Blackburn's Modal Logic, Ex $2.5.4$: Let $W$ be an infinite set. Recall that $X\subseteq W$ is co-finite iff $W\setminus X$ is finite.
(a) Prove that the collection of co-finite subsets of $W$ has the finite intersection property.
(b) Show that there are ultrafilters over $W$ that do not contain any finite set.
(c) Prove that an ultrafilter is non-principal if and only if it contains only infinite sets
if and only if it contains all co-finite sets.
(d) Prove that any ultrafilter over $W$ has uncountably many elements.
(a) is already answered here. To prove (b), we can prove (c) and argue that non-principal ultrafilters exist. So I shall try $\color{red}{(c)}$ first. I want to show $$\text{non-principal} \stackrel{1}{\Longleftrightarrow} \text{contains only infinite sets} \stackrel{2}{\Longleftrightarrow} \text{contains all co-finite sets}$$
What is a principal ultrafilter? The principal ultrafilter generated by $w$, is $\{X
\in P(W): w\in X\}$.
The second double-implication is easier to prove, so let's do that first. Keep an ultrafilter $u \subset P(W)$ in mind for the entire proof. Suppose $u$ contains only infinite sets, and there is some co-finite set $A$ not contained in $u$. Since $u$ is an ultrafilter, $W\setminus A \in u$, but $W\setminus A$ is finite, which is a contradiction. Suppose $u$ contains all co-finite sets. If possible, let $u$ contain some finite set $B$. Then, $W\setminus B \notin u$. However, $B$ is finite $\implies W\setminus B$ is co-finite. This is a contradiction. So, the second double implication, i.e. $\stackrel{2}{\Longleftrightarrow}$ is proved.
Now, let us turn to $\stackrel{1}{\Longleftrightarrow}$. Suppose $u$ contains only infinite sets. If possible, let $u$ be principal. Then there exists some $w\in W$ such that $u = \{X
\in P(W): w\in X\}$. $w\in \{w\}$, obviously. So, $\{w\} \in u$, but $\{w\}$ is a finite set. This is a contradiction. Thus, $u$ is non-principal. For the other direction, suppose $u$ is non-principal. Suppose, for a contradiction, that $u$ contains some finite set $C$. So, $W\setminus C$ is infinite. Also, let $C = \{c_1,c_2,\ldots,c_n\}$. Stuck here! I want to show that $C\in u$ makes $u$ a principal filter, somehow, in order to find a contradiction. For that, I must find a $w\in W$ so that $\{w\} \in u$. Correct? Please help me out here.

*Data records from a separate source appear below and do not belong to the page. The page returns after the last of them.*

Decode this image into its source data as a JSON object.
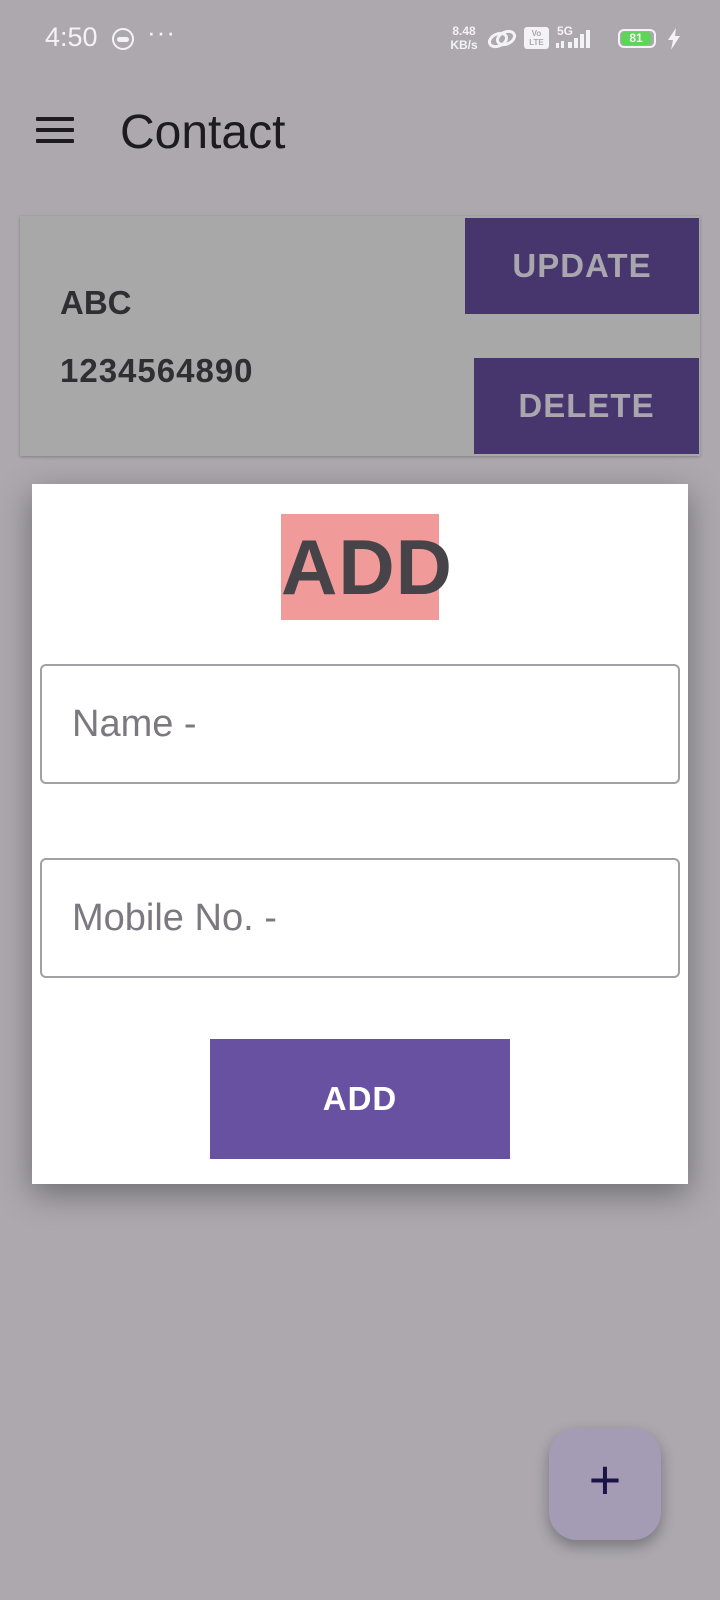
{
  "status_bar": {
    "time": "4:50",
    "overflow_dots": "···",
    "network_speed_value": "8.48",
    "network_speed_unit": "KB/s",
    "volte_label": "Vo LTE",
    "network_type": "5G",
    "battery_level": "81"
  },
  "app_bar": {
    "title": "Contact",
    "menu_icon": "hamburger-menu-icon"
  },
  "contacts": [
    {
      "name": "ABC",
      "number": "1234564890",
      "update_label": "UPDATE",
      "delete_label": "DELETE"
    }
  ],
  "dialog": {
    "title": "ADD",
    "name_placeholder": "Name -",
    "name_value": "",
    "mobile_placeholder": "Mobile No. -",
    "mobile_value": "",
    "add_button_label": "ADD"
  },
  "fab": {
    "icon": "plus-icon",
    "glyph": "+"
  },
  "colors": {
    "scrim_background": "#aca8ae",
    "card_background": "#a8a8a8",
    "card_button": "#46366d",
    "dialog_title_highlight": "#f09a9a",
    "primary_button": "#6951a2",
    "fab_background": "#a39cb4",
    "battery_fill": "#5fd35a"
  }
}
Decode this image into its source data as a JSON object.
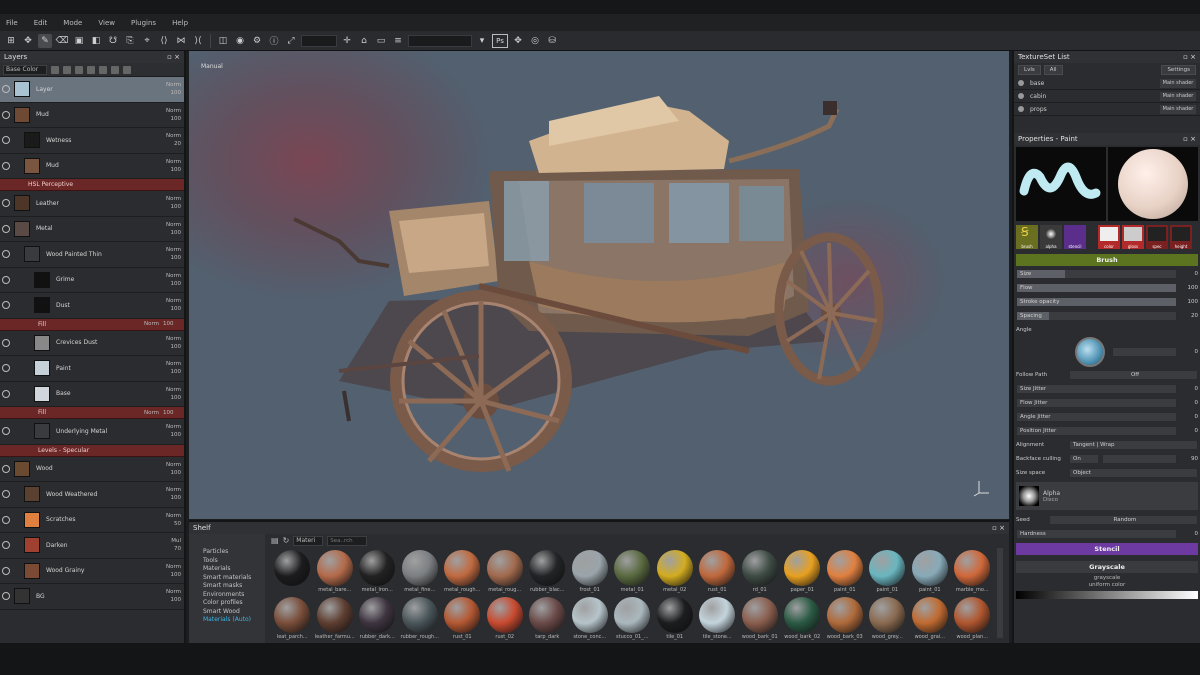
{
  "menu": [
    "File",
    "Edit",
    "Mode",
    "View",
    "Plugins",
    "Help"
  ],
  "toolbar": {
    "ps_label": "Ps"
  },
  "layers": {
    "title": "Layers",
    "blend_select": "Base Color",
    "rows": [
      {
        "name": "Layer",
        "meta1": "Norm",
        "meta2": "100",
        "type": "layer",
        "indent": 0,
        "thumb": "#a9c3d3",
        "selected": true
      },
      {
        "name": "Mud",
        "meta1": "Norm",
        "meta2": "100",
        "type": "layer",
        "indent": 0,
        "thumb": "#6e4a35"
      },
      {
        "name": "Wetness",
        "meta1": "Norm",
        "meta2": "20",
        "type": "layer",
        "indent": 1,
        "thumb": "#1a1a1a"
      },
      {
        "name": "Mud",
        "meta1": "Norm",
        "meta2": "100",
        "type": "layer",
        "indent": 1,
        "thumb": "#7a5540"
      },
      {
        "name": "HSL Perceptive",
        "meta1": "",
        "meta2": "",
        "type": "sub",
        "indent": 1
      },
      {
        "name": "Leather",
        "meta1": "Norm",
        "meta2": "100",
        "type": "layer",
        "indent": 0,
        "thumb": "#4d3528"
      },
      {
        "name": "Metal",
        "meta1": "Norm",
        "meta2": "100",
        "type": "layer",
        "indent": 0,
        "thumb": "#5a4a45"
      },
      {
        "name": "Wood Painted Thin",
        "meta1": "Norm",
        "meta2": "100",
        "type": "layer",
        "indent": 1,
        "thumb": ""
      },
      {
        "name": "Grime",
        "meta1": "Norm",
        "meta2": "100",
        "type": "layer",
        "indent": 2,
        "thumb": "#111"
      },
      {
        "name": "Dust",
        "meta1": "Norm",
        "meta2": "100",
        "type": "layer",
        "indent": 2,
        "thumb": "#111"
      },
      {
        "name": "Fill",
        "meta1": "Norm",
        "meta2": "100",
        "type": "sub",
        "indent": 2
      },
      {
        "name": "Crevices Dust",
        "meta1": "Norm",
        "meta2": "100",
        "type": "layer",
        "indent": 2,
        "thumb": "#888"
      },
      {
        "name": "Paint",
        "meta1": "Norm",
        "meta2": "100",
        "type": "layer",
        "indent": 2,
        "thumb": "#c5d0d8"
      },
      {
        "name": "Base",
        "meta1": "Norm",
        "meta2": "100",
        "type": "layer",
        "indent": 2,
        "thumb": "#d0d6db"
      },
      {
        "name": "Fill",
        "meta1": "Norm",
        "meta2": "100",
        "type": "sub",
        "indent": 2
      },
      {
        "name": "Underlying Metal",
        "meta1": "Norm",
        "meta2": "100",
        "type": "layer",
        "indent": 2,
        "thumb": ""
      },
      {
        "name": "Levels - Specular",
        "meta1": "",
        "meta2": "",
        "type": "sub",
        "indent": 2
      },
      {
        "name": "Wood",
        "meta1": "Norm",
        "meta2": "100",
        "type": "layer",
        "indent": 0,
        "thumb": "#6a4a30"
      },
      {
        "name": "Wood Weathered",
        "meta1": "Norm",
        "meta2": "100",
        "type": "layer",
        "indent": 1,
        "thumb": "#5a4030"
      },
      {
        "name": "Scratches",
        "meta1": "Norm",
        "meta2": "50",
        "type": "layer",
        "indent": 1,
        "thumb": "#e08040"
      },
      {
        "name": "Darken",
        "meta1": "Mul",
        "meta2": "70",
        "type": "layer",
        "indent": 1,
        "thumb": "#a04030"
      },
      {
        "name": "Wood Grainy",
        "meta1": "Norm",
        "meta2": "100",
        "type": "layer",
        "indent": 1,
        "thumb": "#7a4a35"
      },
      {
        "name": "BG",
        "meta1": "Norm",
        "meta2": "100",
        "type": "layer",
        "indent": 0,
        "thumb": "#333"
      }
    ]
  },
  "viewport": {
    "label": "Manual"
  },
  "shelf": {
    "title": "Shelf",
    "select": "Materi",
    "search_placeholder": "Sea..rch",
    "categories": [
      "Particles",
      "Tools",
      "Materials",
      "Smart materials",
      "Smart masks",
      "Environments",
      "Color profiles",
      "Smart Wood",
      "Materials (Auto)"
    ],
    "active_category": 8,
    "materials": [
      {
        "label": "",
        "color": "#1c1c1e"
      },
      {
        "label": "metal_bare...",
        "color": "#b46a4a"
      },
      {
        "label": "metal_iron...",
        "color": "#222"
      },
      {
        "label": "metal_fine...",
        "color": "#7c7f82"
      },
      {
        "label": "metal_rough...",
        "color": "#c06a40"
      },
      {
        "label": "metal_roug...",
        "color": "#a26a4e"
      },
      {
        "label": "rubber_blac...",
        "color": "#232427"
      },
      {
        "label": "frost_01",
        "color": "#9aa4aa"
      },
      {
        "label": "metal_01",
        "color": "#5a6a40"
      },
      {
        "label": "metal_02",
        "color": "#d3ac20"
      },
      {
        "label": "rust_01",
        "color": "#c0683c"
      },
      {
        "label": "rd_01",
        "color": "#3e4b44"
      },
      {
        "label": "paper_01",
        "color": "#e8a020"
      },
      {
        "label": "paint_01",
        "color": "#e08040"
      },
      {
        "label": "paint_01",
        "color": "#6ab6c0"
      },
      {
        "label": "paint_01",
        "color": "#88aab8"
      },
      {
        "label": "marble_mo...",
        "color": "#d0683a"
      },
      {
        "label": "leat_parch...",
        "color": "#7a4e3a"
      },
      {
        "label": "leather_farmu...",
        "color": "#5e3e30"
      },
      {
        "label": "rubber_dark...",
        "color": "#3e3440"
      },
      {
        "label": "rubber_rough...",
        "color": "#4a565a"
      },
      {
        "label": "rust_01",
        "color": "#b45832"
      },
      {
        "label": "rust_02",
        "color": "#c84a30"
      },
      {
        "label": "tarp_dark",
        "color": "#6a4a48"
      },
      {
        "label": "stone_conc...",
        "color": "#b6c4ca"
      },
      {
        "label": "stucco_01_...",
        "color": "#aab8be"
      },
      {
        "label": "tile_01",
        "color": "#1c1d1f"
      },
      {
        "label": "tile_stone...",
        "color": "#c4d4dc"
      },
      {
        "label": "wood_bark_01",
        "color": "#8a5e4e"
      },
      {
        "label": "wood_bark_02",
        "color": "#2a5a44"
      },
      {
        "label": "wood_bark_03",
        "color": "#b06a3a"
      },
      {
        "label": "wood_grey...",
        "color": "#8a6a50"
      },
      {
        "label": "wood_grai...",
        "color": "#c06a30"
      },
      {
        "label": "wood_plan...",
        "color": "#b0562e"
      }
    ]
  },
  "textureset": {
    "title": "TextureSet List",
    "tools": [
      "Lvls",
      "All",
      "Settings"
    ],
    "rows": [
      {
        "name": "base",
        "shader": "Main shader"
      },
      {
        "name": "cabin",
        "shader": "Main shader"
      },
      {
        "name": "props",
        "shader": "Main shader"
      }
    ]
  },
  "properties": {
    "title": "Properties - Paint",
    "swatches": [
      "brush",
      "alpha",
      "stencil",
      "color",
      "gloss",
      "spec",
      "height"
    ],
    "brush_header": "Brush",
    "rows": [
      {
        "label": "Size",
        "value": "0",
        "fill": 0.3
      },
      {
        "label": "Flow",
        "value": "100",
        "fill": 1
      },
      {
        "label": "Stroke opacity",
        "value": "100",
        "fill": 1
      },
      {
        "label": "Spacing",
        "value": "20",
        "fill": 0.2
      }
    ],
    "angle_label": "Angle",
    "angle_value": "0",
    "follow_path_label": "Follow Path",
    "follow_path_value": "Off",
    "jitter_rows": [
      {
        "label": "Size Jitter",
        "value": "0"
      },
      {
        "label": "Flow Jitter",
        "value": "0"
      },
      {
        "label": "Angle Jitter",
        "value": "0"
      },
      {
        "label": "Position Jitter",
        "value": "0"
      }
    ],
    "alignment_label": "Alignment",
    "alignment_value": "Tangent | Wrap",
    "backface_label": "Backface culling",
    "backface_value": "On",
    "backface_num": "90",
    "sizespace_label": "Size space",
    "sizespace_value": "Object",
    "alpha_label": "Alpha",
    "alpha_name": "Disco",
    "seed_label": "Seed",
    "seed_value": "Random",
    "hardness_label": "Hardness",
    "hardness_value": "0",
    "stencil_header": "Stencil",
    "grayscale_header": "Grayscale",
    "grayscale_line1": "grayscale",
    "grayscale_line2": "uniform color"
  }
}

Update for part $\color{red}{(c)}$: If $u$ is an ultrafilter, we know that $X\cup Y \in u$ if and only if $X\in u$ or $Y\in u$. $C\in u$ means that $\{c_1,c_2,\ldots,c_{n-1}\} \cup \{c_{n}\} \in u$. So, either $\{c_1,c_2,\ldots,c_{n-1}\} \in u$ or $\{c_n\}\in u$. If $\{c_n\} \in u$, we are done. If not, we can recursively apply the same argument to $\{c_1,\ldots,c_{n-1}\}$. At every step, we drop an element of this finite set, and so the process terminates. We will be able to find a singleton $\{c_i\}$ so that $\{c_i\}\in u$. This makes $u$ a principal filter (right?), which is the required contradiction.
Once (c) is proved, I must explicitly show that non-principal ultrafilters exist, in order to prove $\color{red}{(b)}$. Any ideas for this? Perhaps the author wanted something else, since they've put (b) before (c) – but I hope this way works too. Please drop some hints or ideas on how to proceed and conclude (b) from here!
Now, for part $\color{red}{(d)}$: Suppose $u\subset P(W)$ has at most countable number of elements. Then, $u$ is either finite or $u = \{X_1,X_2,…\}$. How do I find a contradiction from here? Looks like I'm stuck again!
Thanks a lot for your help. Let me know if any of your solution ideas are different from mine, I'd be happy to see different approaches. Also, please help me complete my solutions, if possible!
Best Answer
For (b): Do you know that any family of sets with FIP extends to an ultrafilter? If so, (b) follows immediately from (a). If not, prove this using Zorn's Lemma.
For (c): Show that if $X$ and $Y$ are not in the ultrafilter $U$, then $X\cup Y$ is not in $U$. Thus if $U$ is non-principal, it cannot contain any finite union of singletons (any finite set).
For (d): Hint. A union of two countable sets is countable. The powerset of an infinite set is uncountable.